The 78-year-old pontiff came to his new job with an acute awareness that there were two things that needed to change. First, the Church needed a spiritual renewal if it hoped to be a credible witness to the Gospel. Second, the Vatican was in desperate need of institutional reforms.
Pope Francis has admitted he didn’t plan on addressing the reform of the Vatican so soon in his pontificate, but it became unavoidable. Under his tenure two new bodies were created for financial and administrative oversight: the Secretariat for the Economy and the Council for the Economy. The new offices have jurisdiction, respectively, over the curia, and all Vatican offices (including Vatican City State.) These bodies along with the Vatican Bank and the Financial Information Authority have brought in lay professionals with extensive experience in these fields.
On the curial front, while there is still no draft of the new constitution for the Roman Curia, changes are being implemented bit by bit and several dicasteries already know what place their office will have in the revamped curia.
But Pope Francis’ top priority is the spiritual renewal of all the Church’s members. That’s why he celebrates Mass every morning with Vatican employees, delivering a short, informal homily that gets sent out around the world via Vatican media outlets.
This is also why he keeps insisting on a couple of things. One: whenever he can he urges people to read the Gospel. He has repeatedly advised carrying a pocket-size book of the Gospels to read for a few minutes every day, even if it's on the bus to work. The pope has gone so far as to have books distributed to the faithful during the Angelus.
Staying true to the keyword of his pontificate, “mercy,” Pope Francis announced a Jubilee Year for Mercy that will begin December 8, 2015 (which just happens to be the 50th anniversary of the close of Vatican II.) If there is anyone who has not yet been moved to the confessional by Pope Francis’ words on God’s mercy, they probably will be during the Jubilee Year.
The other powerful element has been the normalcy of this pope.

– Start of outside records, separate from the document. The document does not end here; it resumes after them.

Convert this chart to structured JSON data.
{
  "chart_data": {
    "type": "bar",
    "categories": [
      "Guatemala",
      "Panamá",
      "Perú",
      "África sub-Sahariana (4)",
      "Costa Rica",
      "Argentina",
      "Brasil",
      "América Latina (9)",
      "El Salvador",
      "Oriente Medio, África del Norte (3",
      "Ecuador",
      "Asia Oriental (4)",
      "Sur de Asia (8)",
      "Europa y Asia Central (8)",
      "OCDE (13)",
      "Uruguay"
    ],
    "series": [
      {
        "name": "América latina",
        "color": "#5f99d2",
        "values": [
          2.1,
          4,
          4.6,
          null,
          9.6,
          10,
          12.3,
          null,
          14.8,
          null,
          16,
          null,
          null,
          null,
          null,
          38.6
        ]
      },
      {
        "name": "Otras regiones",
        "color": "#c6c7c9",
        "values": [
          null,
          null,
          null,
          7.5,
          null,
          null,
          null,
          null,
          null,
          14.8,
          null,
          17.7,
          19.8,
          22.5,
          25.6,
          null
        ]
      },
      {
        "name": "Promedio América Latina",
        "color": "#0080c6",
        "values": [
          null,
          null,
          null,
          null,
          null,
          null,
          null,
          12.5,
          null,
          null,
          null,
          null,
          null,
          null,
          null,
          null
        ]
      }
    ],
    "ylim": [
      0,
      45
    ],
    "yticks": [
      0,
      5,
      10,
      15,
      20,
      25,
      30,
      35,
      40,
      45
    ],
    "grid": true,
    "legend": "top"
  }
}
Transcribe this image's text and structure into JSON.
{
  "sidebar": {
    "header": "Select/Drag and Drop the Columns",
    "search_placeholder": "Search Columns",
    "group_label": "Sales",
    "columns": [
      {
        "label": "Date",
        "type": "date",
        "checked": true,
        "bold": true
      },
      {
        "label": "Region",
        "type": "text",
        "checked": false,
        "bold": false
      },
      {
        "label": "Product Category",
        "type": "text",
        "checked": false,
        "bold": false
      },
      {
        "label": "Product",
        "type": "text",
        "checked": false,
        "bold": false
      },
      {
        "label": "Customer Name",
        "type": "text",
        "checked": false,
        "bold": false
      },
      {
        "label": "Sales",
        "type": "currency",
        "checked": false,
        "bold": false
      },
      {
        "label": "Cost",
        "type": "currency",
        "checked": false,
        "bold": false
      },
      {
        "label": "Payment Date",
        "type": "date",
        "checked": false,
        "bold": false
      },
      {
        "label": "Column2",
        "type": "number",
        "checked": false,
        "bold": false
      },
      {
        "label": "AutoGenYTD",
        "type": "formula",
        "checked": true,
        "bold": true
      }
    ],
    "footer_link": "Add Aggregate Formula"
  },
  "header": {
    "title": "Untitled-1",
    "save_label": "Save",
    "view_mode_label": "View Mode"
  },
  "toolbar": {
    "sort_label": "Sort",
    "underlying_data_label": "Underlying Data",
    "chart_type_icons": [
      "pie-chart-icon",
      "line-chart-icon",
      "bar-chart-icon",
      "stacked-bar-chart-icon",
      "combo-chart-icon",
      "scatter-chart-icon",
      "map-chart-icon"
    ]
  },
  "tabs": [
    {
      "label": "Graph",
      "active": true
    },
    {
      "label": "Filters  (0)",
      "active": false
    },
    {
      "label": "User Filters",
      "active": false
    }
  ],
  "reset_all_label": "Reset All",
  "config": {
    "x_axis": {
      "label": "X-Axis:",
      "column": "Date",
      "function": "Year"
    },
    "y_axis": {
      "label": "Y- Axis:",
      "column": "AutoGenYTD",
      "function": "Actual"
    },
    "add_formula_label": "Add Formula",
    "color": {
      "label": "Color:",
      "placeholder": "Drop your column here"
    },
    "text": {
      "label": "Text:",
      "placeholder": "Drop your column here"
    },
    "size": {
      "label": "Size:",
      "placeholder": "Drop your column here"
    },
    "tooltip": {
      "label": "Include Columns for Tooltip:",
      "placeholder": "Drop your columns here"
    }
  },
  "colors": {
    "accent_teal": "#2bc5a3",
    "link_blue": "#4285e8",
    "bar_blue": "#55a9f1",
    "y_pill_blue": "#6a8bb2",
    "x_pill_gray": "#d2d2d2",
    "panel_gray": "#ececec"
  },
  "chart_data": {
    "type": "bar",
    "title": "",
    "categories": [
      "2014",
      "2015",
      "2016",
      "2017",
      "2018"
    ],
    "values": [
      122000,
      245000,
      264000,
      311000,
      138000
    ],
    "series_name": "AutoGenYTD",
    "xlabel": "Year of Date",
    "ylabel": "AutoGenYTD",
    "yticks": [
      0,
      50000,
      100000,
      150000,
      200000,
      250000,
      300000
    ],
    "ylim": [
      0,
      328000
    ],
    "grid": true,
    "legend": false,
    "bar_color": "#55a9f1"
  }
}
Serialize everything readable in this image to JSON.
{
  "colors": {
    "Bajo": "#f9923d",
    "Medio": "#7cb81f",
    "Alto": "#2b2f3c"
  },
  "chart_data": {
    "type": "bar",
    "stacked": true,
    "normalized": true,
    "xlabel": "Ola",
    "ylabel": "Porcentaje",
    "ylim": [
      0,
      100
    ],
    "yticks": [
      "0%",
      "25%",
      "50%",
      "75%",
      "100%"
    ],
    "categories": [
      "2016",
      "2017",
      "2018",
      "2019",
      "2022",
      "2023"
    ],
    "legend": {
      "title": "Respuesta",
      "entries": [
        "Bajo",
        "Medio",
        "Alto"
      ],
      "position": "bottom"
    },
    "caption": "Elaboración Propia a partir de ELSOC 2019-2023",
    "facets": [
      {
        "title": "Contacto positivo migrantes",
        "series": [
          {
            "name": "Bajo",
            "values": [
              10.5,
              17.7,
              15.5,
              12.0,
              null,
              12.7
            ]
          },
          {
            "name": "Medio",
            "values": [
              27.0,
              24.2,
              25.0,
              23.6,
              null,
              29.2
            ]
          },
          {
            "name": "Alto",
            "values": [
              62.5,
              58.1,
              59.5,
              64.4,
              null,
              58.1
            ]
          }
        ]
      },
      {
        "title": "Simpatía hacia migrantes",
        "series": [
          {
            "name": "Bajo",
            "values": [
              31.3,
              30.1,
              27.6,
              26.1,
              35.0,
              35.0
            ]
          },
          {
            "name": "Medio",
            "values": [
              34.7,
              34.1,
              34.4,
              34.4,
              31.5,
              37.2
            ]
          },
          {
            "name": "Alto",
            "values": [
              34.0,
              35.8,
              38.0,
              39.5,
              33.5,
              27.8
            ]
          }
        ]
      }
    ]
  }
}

He speaks plainly, in language that is, for the most part, easily understandable and to the point. People connect with him because they understand instantly what he’s trying to say and why. Similarly, when he takes action he doesn’t do huge extraordinary things. He does normal everyday things that are huge in that he is doing them or because of the context in which they are done. For instance, making a phone call to a person in need of some spiritual counselling becomes headline news because it’s the pope making phone call.